I think, someone correct me if I'm wrong.

BruceZ
11-21-2004, 07:22 PM
[ QUOTE ]
(1/6)(1+2+3+4+5) + (1/6)(6) + (1/6)(1/6)(1+2+3+4+5)+ (1/6)(1/6)(6) + (1/6)(1/6)(1/6)(1+2+3+4+5) + ...

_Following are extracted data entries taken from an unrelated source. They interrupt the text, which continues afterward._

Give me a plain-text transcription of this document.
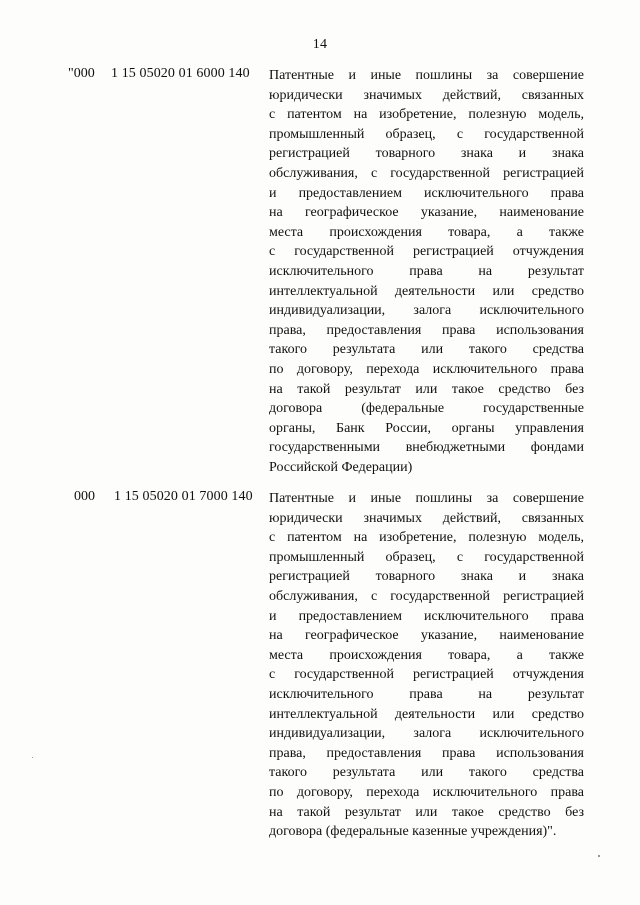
14
"000 1 15 05020 01 6000 140 Патентные и иные пошлины за совершение
юридически значимых действий, связанных
с патентом на изобретение, полезную модель,
промышленный образец, с государственной
регистрацией товарного знака и знака
обслуживания, с государственной регистрацией
и предоставлением исключительного права
на географическое указание, наименование
места происхождения товара, а также
с государственной регистрацией отчуждения
исключительного права на результат
интеллектуальной деятельности или средство
индивидуализации, залога исключительного
права, предоставления права использования
такого результата или такого средства
по договору, перехода исключительного права
на такой результат или такое средство без
договора (федеральные государственные
органы, Банк России, органы управления
государственными внебюджетными фондами
Российской Федерации)
000 1 15 05020 01 7000 140 Патентные и иные пошлины за совершение
юридически значимых действий, связанных
с патентом на изобретение, полезную модель,
промышленный образец, с государственной
регистрацией товарного знака и знака
обслуживания, с государственной регистрацией
и предоставлением исключительного права
на географическое указание, наименование
места происхождения товара, а также
с государственной регистрацией отчуждения
исключительного права на результат
интеллектуальной деятельности или средство
индивидуализации, залога исключительного
права, предоставления права использования
такого результата или такого средства
по договору, перехода исключительного права
на такой результат или такое средство без
договора (федеральные казенные учреждения)".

15/6 + 1 + 15/36 + 1/6 + 15/216

15/6(1 + 1/6 + 1/36 + ... 1/6^n) + 1(1 + 1/6 + 1/36 + ... + 1/6^n)

(15/6)(6/5) + (1)(6/5)

3 + 1.2

4.2

I think, someone correct me if I'm wrong.

[/ QUOTE ]

Right. Or you could just note that since the probability of not rolling a 6 is 5/6, it will take an average of 6/5 rolls to not roll one, and the average score per roll is 3.5. Then 3.5 * 6/5 = 4.2.

gaming_mouse
11-21-2004, 07:34 PM
[ QUOTE ]

Right. Or you could just note that since the probability of not rolling a 6 is 5/6, it will take an average of 6/5 rolls to not roll one, and the average score per roll is 3.5. Then 3.5 * 6/5 = 4.2.

[/ QUOTE ]

Clever.

kyro
11-21-2004, 10:06 PM
i have no idea what you just did. i'm going to spend my night figuring that out.